The letter lists cases of censorship, arbitrary detention, harassment or violence against journalists, and disturbing legislative development in a total of 38 countries. The list is not exhaustive.
The Brazilian and US president have staged ferocious verbal attacks on journalists. Reporters have been arrested in Algeria, Jordan and Zimbabwe. An Orwellian law has imposed an “information police state” in Hungary. Cambodia’s prime minister has used the Covid-19 crisis to bolster his authority. And in China, the suppression of journalism allowed the epidemic to spread in Wuhan, and then to the rest of the world. RSF is also very concerned about journalists in Turkey and Saudi Arabia who, despite the epidemic, are still detained in prisons where they are very vulnerable to the virus.
RSF asks the special rapporteurs to issue not just a warning but also an “urgent appeal” to each country where press freedom violations jeopardizing the right to health have been observed. The aim to is to obtain concrete measures, such as the release of imprisoned journalists.
Attached to the Office of the UN High Commissioner for Human Rights in Geneva, the special rapporteurs are tasked with examining, monitoring, advising and publicly reporting on human rights issues under “special procedure” mechanisms. If violations are confirmed, the rapporteurs can denounce them and ask the governments concerned to address them. What they have observed can also be included in their public reports to the UN Human Rights Council and UN General Assembly.

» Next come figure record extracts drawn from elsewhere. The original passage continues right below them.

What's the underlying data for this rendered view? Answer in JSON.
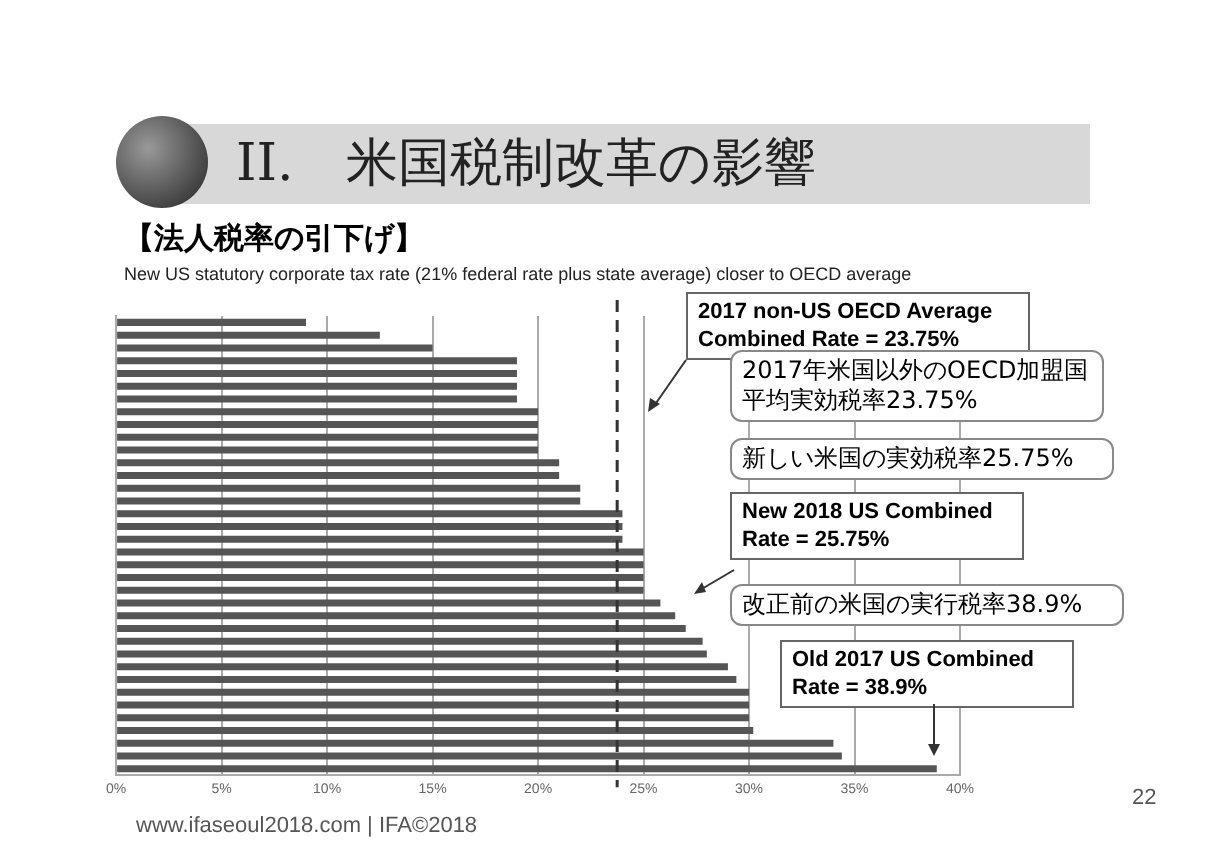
{
  "chart_data": {
    "type": "bar",
    "orientation": "horizontal",
    "title": "II.　米国税制改革の影響",
    "subtitle": "【法人税率の引下げ】",
    "xlabel": "New US statutory corporate tax rate (21% federal rate plus state average) closer to OECD average",
    "categories": [
      null,
      null,
      null,
      null,
      null,
      null,
      null,
      null,
      null,
      null,
      null,
      null,
      null,
      null,
      null,
      null,
      null,
      null,
      null,
      null,
      null,
      null,
      null,
      null,
      null,
      null,
      null,
      null,
      null,
      null,
      null,
      null,
      null,
      null,
      null,
      null
    ],
    "values": [
      9,
      12.5,
      15,
      19,
      19,
      19,
      19,
      20,
      20,
      20,
      20,
      21,
      21,
      22,
      22,
      24,
      24,
      24,
      25,
      25,
      25,
      25,
      25.8,
      26.5,
      27,
      27.8,
      28,
      29,
      29.4,
      30,
      30,
      30,
      30.2,
      34,
      34.4,
      38.9
    ],
    "color": "#555555",
    "xlim": [
      0,
      40
    ],
    "xticks": [
      {
        "value": 0,
        "label": "0%"
      },
      {
        "value": 5,
        "label": "5%"
      },
      {
        "value": 10,
        "label": "10%"
      },
      {
        "value": 15,
        "label": "15%"
      },
      {
        "value": 20,
        "label": "20%"
      },
      {
        "value": 25,
        "label": "25%"
      },
      {
        "value": 30,
        "label": "30%"
      },
      {
        "value": 35,
        "label": "35%"
      },
      {
        "value": 40,
        "label": "40%"
      }
    ],
    "grid": "x",
    "tick_labels": "x",
    "legend": false,
    "ref_lines": [
      {
        "axis": "x",
        "value": 23.75,
        "color": "#333333",
        "line_style": "dashed"
      }
    ],
    "annotations": [
      "2017 non-US OECD Average Combined Rate = 23.75%",
      "2017年米国以外のOECD加盟国平均実効税率23.75%",
      "新しい米国の実効税率25.75%",
      "New 2018 US Combined Rate = 25.75%",
      "改正前の米国の実行税率38.9%",
      "Old 2017 US Combined Rate = 38.9%",
      "www.ifaseoul2018.com | IFA©2018",
      "22"
    ]
  }
}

David Kaye, Harlem Désir (the OSCE representative on freedom of the media) and Edison Lanza (the Inter-American Commission on Human Rights special rapporteur for freedom of expression) issued a joint statement about the Covid-19 pandemic on 19 March, stressing the importance of truthful information by governments, protecting the work of journalists, and combatting disinformation.
UN High Commissioner for Human Rights Michelle Bachelet voiced concern on 9 April about the measures taken by some countries to restrict press freedom and freedom of expression and, in particular, about censorship of criticism on the grounds of combatting disinformation.
RSF’s letter also calls on the special rapporteurs to publicly proclaim that the right to information is “inherent” to the right to health, that the former is an essential component of the latter, that they are necessarily and closely linked and inseparable. Recognizing the right to information as inherent to the right to health would extend the former’s scope , especially when safeguarding public health is at issue, and would help to combat both disinformation and arbitrary restrictions on information more effectively.
Enshrining an intrinsic link between the right to information and the right to health would mean that all arbitrary restrictions of the first would also be violations of the second. The balance between the two rights would thereby be assured, and would prevent the protection of public health being used as a pretext for censorship or disinformation.
The preamble of the International Declaration on Information and Democracy, approved by a commission of 25 prominent persons from 18 countries, says: “Knowledge is necessary for human beings to develop their biological, psychological, social, political and economic capacities.”
On the basis of this Declaration, 35 countries have joined an Information and Democracy Partnership that recognizes the right to reliable information and says: “Information can be regarded as reliable insofar as its collection, processing and dissemination are free, independent, diverse and based on cross-checking of various sources, in a pluralistic media landscape where the facts can give rise to a diversity of interpretation and viewpoints.”
“The coronavirus epidemic requires respect for the principles of press freedom and the right to information,” RSF secretary-general Christophe Deloire said. “As the Declaration on Information and Democracy says, ‘the right to information consists of the freedom to seek, receive and access reliable information.’ Violating this right endangers the health and even the lives of human beings. We call on the UN’s institutions to publicly denounce governments that violate this right.”